É um documentário fugidio, escorregadio,
indeciso, manhoso, indulgente e tão complicado em sua forma quanto o é em seu
conteúdo –características que parecem deliberadamente afastá-lo da própria
concepção de um documentário.
Na narração eloqüente, descontraída e empática
do próprio Welles –que não se furta em aparecer constantemente em cena como um
mestre de cerimônias –nos são apresentados dois personagens que dominarão o
filme (além de uma terceira, a atriz Oja Korda, cuja importância se revelará
nos vinte minutos finais), são eles os falsários Elmyr de Hory e seu biógrafo Clifford
Irving. A história que os une é, do início ao fim, carregada das indefinições
típicas de um grande mentiroso: Fala sobre mentiras tomadas por verdade e
verdades tomadas por mentira, e não raro confunde propositadamente a narrativa
desmentindo com freqüência algum relato anterior.
O próprio Orson Welles, talvez, contaminado
pela astuciosa malandragem de seus personagens assume, aqui, a autoria de um
filme que jamais se conforma em um rótulo, em um formato ou em um estilo que
possa defini-lo como um todo: Ele passeia com oscilação intermitente entre o
documental e o fictício, entre o registro galhardamente empático aos
protagonistas e o esforço da imparcialidade.
Elmy de Hory foi, afinal, um falsificador. Mas,
um falsificador tão talentoso que era impossível discernir a veracidade de suas
obras e dos autores que ele buscava simular.

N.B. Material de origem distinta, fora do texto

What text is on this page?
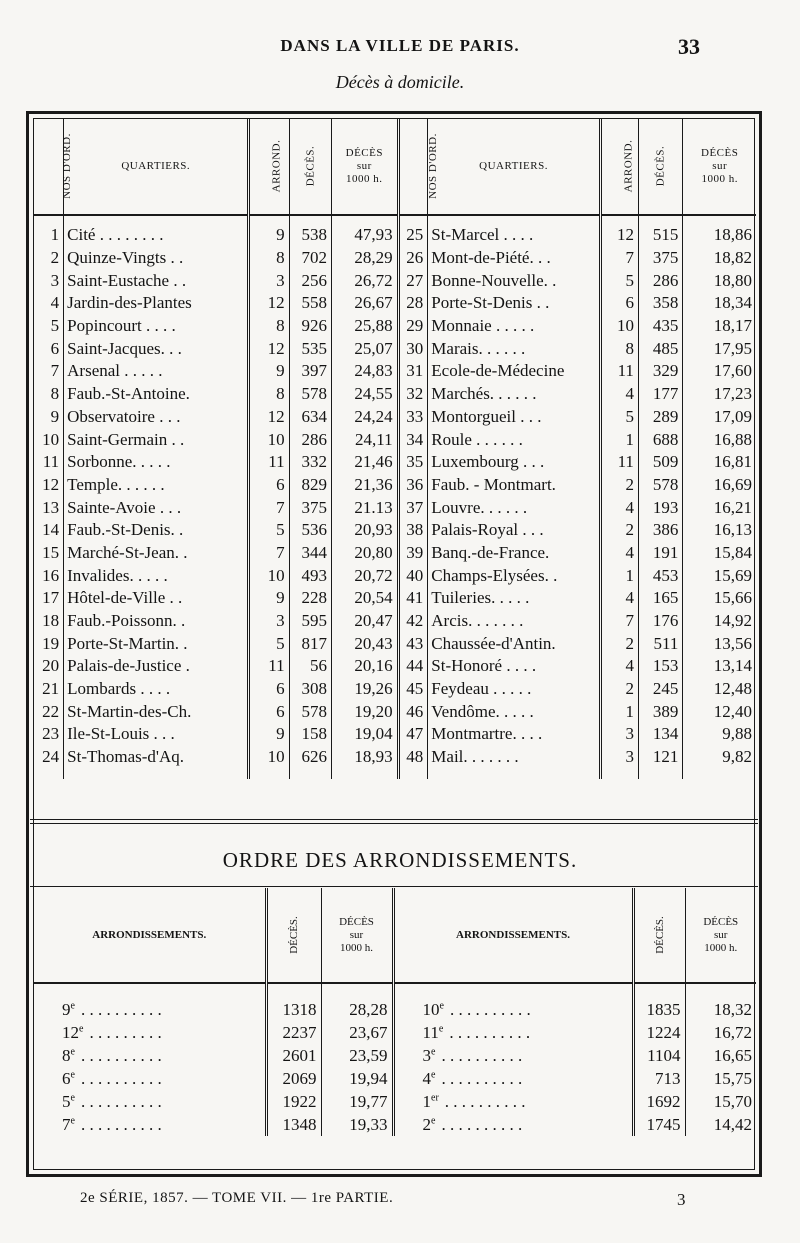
DANS LA VILLE DE PARIS.	33
Décès à domicile.
NOS D'ORD.	QUARTIERS.	ARROND.	DÉCÈS.	DÉCÈS
sur
1000 h.	NOS D'ORD.	QUARTIERS.	ARROND.	DÉCÈS.	DÉCÈS
sur
1000 h.

1	Cité . . . . . . . .	9	538	47,93	25	St-Marcel . . . .	12	515	18,86
2	Quinze-Vingts . .	8	702	28,29	26	Mont-de-Piété. . .	7	375	18,82
3	Saint-Eustache . .	3	256	26,72	27	Bonne-Nouvelle. .	5	286	18,80
4	Jardin-des-Plantes	12	558	26,67	28	Porte-St-Denis . .	6	358	18,34
5	Popincourt . . . .	8	926	25,88	29	Monnaie . . . . .	10	435	18,17
6	Saint-Jacques. . .	12	535	25,07	30	Marais. . . . . .	8	485	17,95
7	Arsenal . . . . .	9	397	24,83	31	Ecole-de-Médecine	11	329	17,60
8	Faub.-St-Antoine.	8	578	24,55	32	Marchés. . . . . .	4	177	17,23
9	Observatoire . . .	12	634	24,24	33	Montorgueil . . .	5	289	17,09
10	Saint-Germain . .	10	286	24,11	34	Roule . . . . . .	1	688	16,88
11	Sorbonne. . . . .	11	332	21,46	35	Luxembourg . . .	11	509	16,81
12	Temple. . . . . .	6	829	21,36	36	Faub. - Montmart.	2	578	16,69
13	Sainte-Avoie . . .	7	375	21.13	37	Louvre. . . . . .	4	193	16,21
14	Faub.-St-Denis. .	5	536	20,93	38	Palais-Royal . . .	2	386	16,13
15	Marché-St-Jean. .	7	344	20,80	39	Banq.-de-France.	4	191	15,84
16	Invalides. . . . .	10	493	20,72	40	Champs-Elysées. .	1	453	15,69
17	Hôtel-de-Ville . .	9	228	20,54	41	Tuileries. . . . .	4	165	15,66
18	Faub.-Poissonn. .	3	595	20,47	42	Arcis. . . . . . .	7	176	14,92
19	Porte-St-Martin. .	5	817	20,43	43	Chaussée-d'Antin.	2	511	13,56
20	Palais-de-Justice .	11	56	20,16	44	St-Honoré . . . .	4	153	13,14
21	Lombards . . . .	6	308	19,26	45	Feydeau . . . . .	2	245	12,48
22	St-Martin-des-Ch.	6	578	19,20	46	Vendôme. . . . .	1	389	12,40
23	Ile-St-Louis . . .	9	158	19,04	47	Montmartre. . . .	3	134	9,88
24	St-Thomas-d'Aq.	10	626	18,93	48	Mail. . . . . . .	3	121	9,82
ORDRE DES ARRONDISSEMENTS.
ARRONDISSEMENTS.	DÉCÈS.	DÉCÈS
sur
1000 h.	ARRONDISSEMENTS.	DÉCÈS.	DÉCÈS
sur
1000 h.

9e . . . . . . . . . .	1318	28,28	10e . . . . . . . . . .	1835	18,32
12e . . . . . . . . .	2237	23,67	11e . . . . . . . . . .	1224	16,72
8e . . . . . . . . . .	2601	23,59	3e . . . . . . . . . .	1104	16,65
6e . . . . . . . . . .	2069	19,94	4e . . . . . . . . . .	713	15,75
5e . . . . . . . . . .	1922	19,77	1er . . . . . . . . . .	1692	15,70
7e . . . . . . . . . .	1348	19,33	2e . . . . . . . . . .	1745	14,42
2e SÉRIE, 1857. — TOME VII. — 1re PARTIE.	3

Sua vida foi recriar com sucesso
Matisse, Modigliani, Picasso e muitos outros.
Mais do que isso, na excelência de sua farsa,
Elmyr abriu um amplo espaço para o questionamento do chamado “expertisse”
–afinal, o quê são os especialistas que ganham com sua especialidade, se a sua
distinção pode ser enganada como a de uma pessoa normal?
Além dessa questão, Elmyr também parece levar
Welles à perguntar: O valor da arte em si pode ser atrelado apenas a um nome
conhecido, mesmo que um anônimo venha a exercê-la com excelência?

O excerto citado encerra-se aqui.